Today scientists formalized the news we broke from the field early last year — microbial life has been found 2,600 feet below the surface of the West Antarctic Ice Sheet in Lake Whillans. A paper published in Nature today reports that nearly 4,000 species of microbes inhabit the lake, the first organisms ever retrieved from a subglacial Antarctic lake.

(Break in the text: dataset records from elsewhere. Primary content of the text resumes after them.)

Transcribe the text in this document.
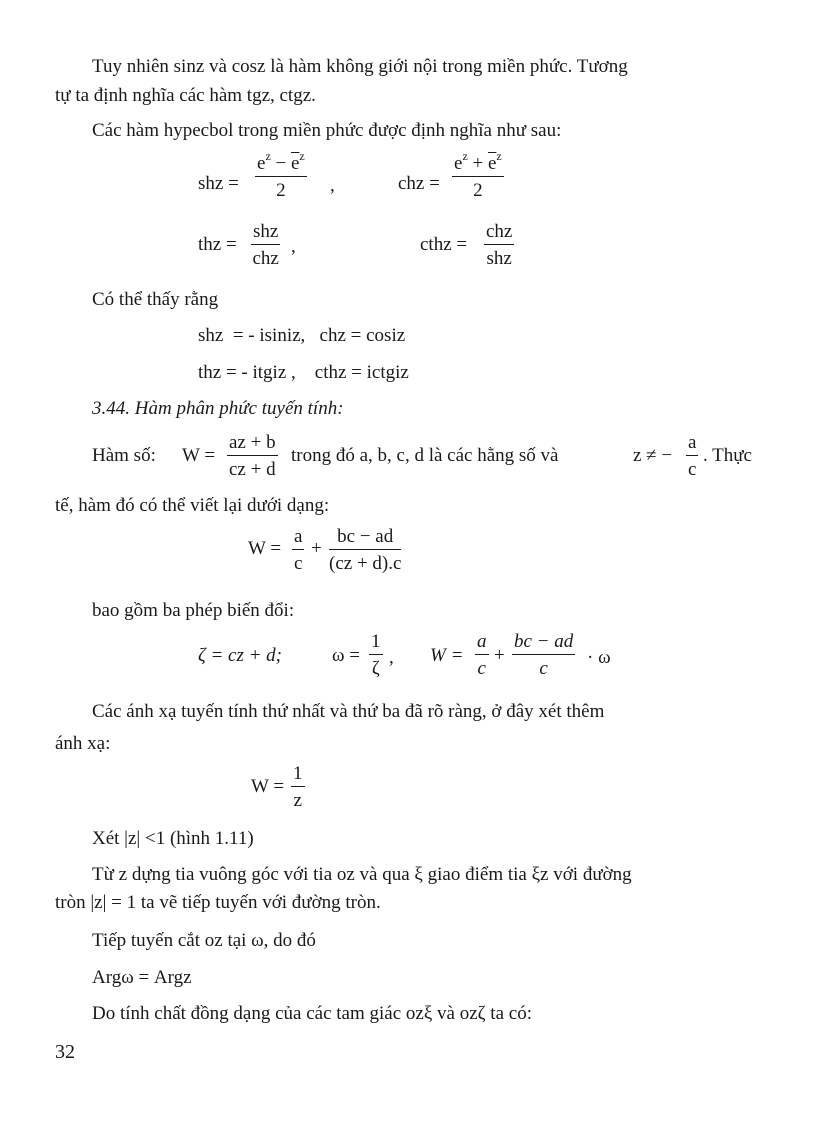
Tuy nhiên sinz và cosz là hàm không giới nội trong miền phức. Tương
tự ta định nghĩa các hàm tgz, ctgz.
Các hàm hypecbol trong miền phức được định nghĩa như sau:
shz =
$e^z - \overline{e}^z$
2 ,	chz =
$e^z + \overline{e}^z$
2
thz =
shz
chz
,	cthz =
chz
shz
Có thể thấy rằng
shz  = - isiniz,   chz = cosiz
thz = - itgiz ,    cthz = ictgiz
3.44. Hàm phân phức tuyến tính:
Hàm số: W =
az + b
cz + d
trong đó a, b, c, d là các hằng số và	z ≠ −
a
c
. Thực
tế, hàm đó có thể viết lại dưới dạng:
W =
a
c
+
bc − ad
(cz + d).c
bao gồm ba phép biến đổi:
ζ = cz + d;	ω =
1
ζ
, W =
a
c
+
bc − ad
c
· ω
Các ánh xạ tuyến tính thứ nhất và thứ ba đã rõ ràng, ở đây xét thêm
ánh xạ:
W =
1
z
Xét |z| <1 (hình 1.11)
Từ z dựng tia vuông góc với tia oz và qua ξ giao điểm tia ξz với đường
tròn |z| = 1 ta vẽ tiếp tuyến với đường tròn.
Tiếp tuyến cắt oz tại ω, do đó
Argω = Argz
Do tính chất đồng dạng của các tam giác ozξ và ozζ ta có:
32
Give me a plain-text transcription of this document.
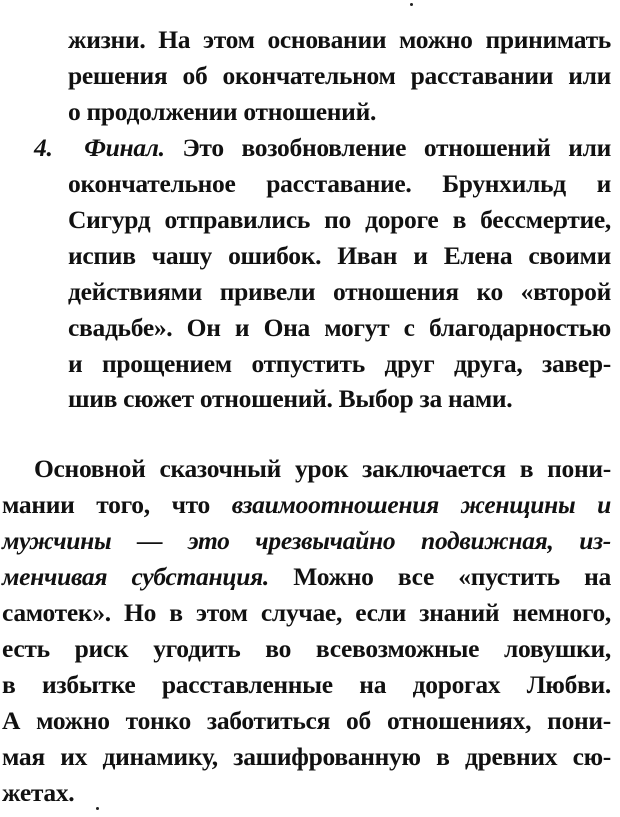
жизни. На этом основании можно принимать
решения об окончательном расставании или
о продолжении отношений.
4. Финал. Это возобновление отношений или
окончательное расставание. Брунхильд и
Сигурд отправились по дороге в бессмертие,
испив чашу ошибок. Иван и Елена своими
действиями привели отношения ко «второй
свадьбе». Он и Она могут с благодарностью
и прощением отпустить друг друга, завер-
шив сюжет отношений. Выбор за нами.
Основной сказочный урок заключается в пони-
мании того, что взаимоотношения женщины и
мужчины — это чрезвычайно подвижная, из-
менчивая субстанция. Можно все «пустить на
самотек». Но в этом случае, если знаний немного,
есть риск угодить во всевозможные ловушки,
в избытке расставленные на дорогах Любви.
А можно тонко заботиться об отношениях, пони-
мая их динамику, зашифрованную в древних сю-
жетах.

The microbes are chemoautotrophs, meaning they get their energy not from sunlight nor from consuming other organisms but from minerals dissolved in the water. This possibility was first flagged up by the high concentrations of dissolved minerals in the lake, far higher than in the surrounding ice. “The fact that we see high concentrations is suggestive that there’s some interesting water-rock-microbe interaction that’s going on,” Andrew Mitchell, a microbial geochemist from Aberystwyth University in the UK, said at the time.

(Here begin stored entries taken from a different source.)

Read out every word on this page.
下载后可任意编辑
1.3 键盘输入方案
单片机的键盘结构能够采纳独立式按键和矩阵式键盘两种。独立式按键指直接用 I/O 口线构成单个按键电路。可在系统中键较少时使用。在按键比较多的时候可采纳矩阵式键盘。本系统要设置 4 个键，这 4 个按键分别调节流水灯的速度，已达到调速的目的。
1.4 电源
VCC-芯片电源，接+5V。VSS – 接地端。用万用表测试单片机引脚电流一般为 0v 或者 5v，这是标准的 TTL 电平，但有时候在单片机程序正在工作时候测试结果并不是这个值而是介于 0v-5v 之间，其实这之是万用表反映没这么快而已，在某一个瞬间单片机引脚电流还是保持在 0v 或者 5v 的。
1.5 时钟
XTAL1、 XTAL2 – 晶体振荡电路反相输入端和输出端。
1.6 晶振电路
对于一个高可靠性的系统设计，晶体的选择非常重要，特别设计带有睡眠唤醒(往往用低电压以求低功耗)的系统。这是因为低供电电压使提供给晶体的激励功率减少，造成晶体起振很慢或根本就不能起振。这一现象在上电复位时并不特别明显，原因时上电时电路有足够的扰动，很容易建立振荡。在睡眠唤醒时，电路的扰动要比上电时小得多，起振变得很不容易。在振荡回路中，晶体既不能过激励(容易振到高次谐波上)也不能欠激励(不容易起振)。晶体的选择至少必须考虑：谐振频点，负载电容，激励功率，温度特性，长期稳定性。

The subglacial environment is often described as extreme. But, as we reported in a 2013 feature, Lake Whillans has turned out to be surprisingly hospitable.
The lake registered at just 31 degrees Fahrenheit, and pressure from the ice sheet overhead keeps the subglacial water liquid by lowering its freezing point several degrees. Lake Whillans also contains oxygen, injected into the subglacial space by air bubbles released as the ice sheet melts. It would be enough oxygen, in some cases, to support worms, starfish and other marine invertebrates on the seafloor.
On Other Worlds
The discovery of abundant life in Lake Whillans is especially interesting for its exoplanetary significance — specifically on icy moons in the outer solar system.
Europa, which orbits Jupiter, and Enceladus, Saturn’s moon, harbor oceans of water beneath an outer shell of ice. Like the subglacial lakes of Antarctica, then, the water is sandwiched between ice above and a rocky core below.
Dredging viable microbes up from Lake Whillans offers a proof of concept that could eventually help justify the expense of sending a space probe to land on one of these moons and drill into its ice. Studying the ecosystems beneath Antarctica’s ice could provide important insights into what sensors the probe would need to carry, and what signs of life they could search for.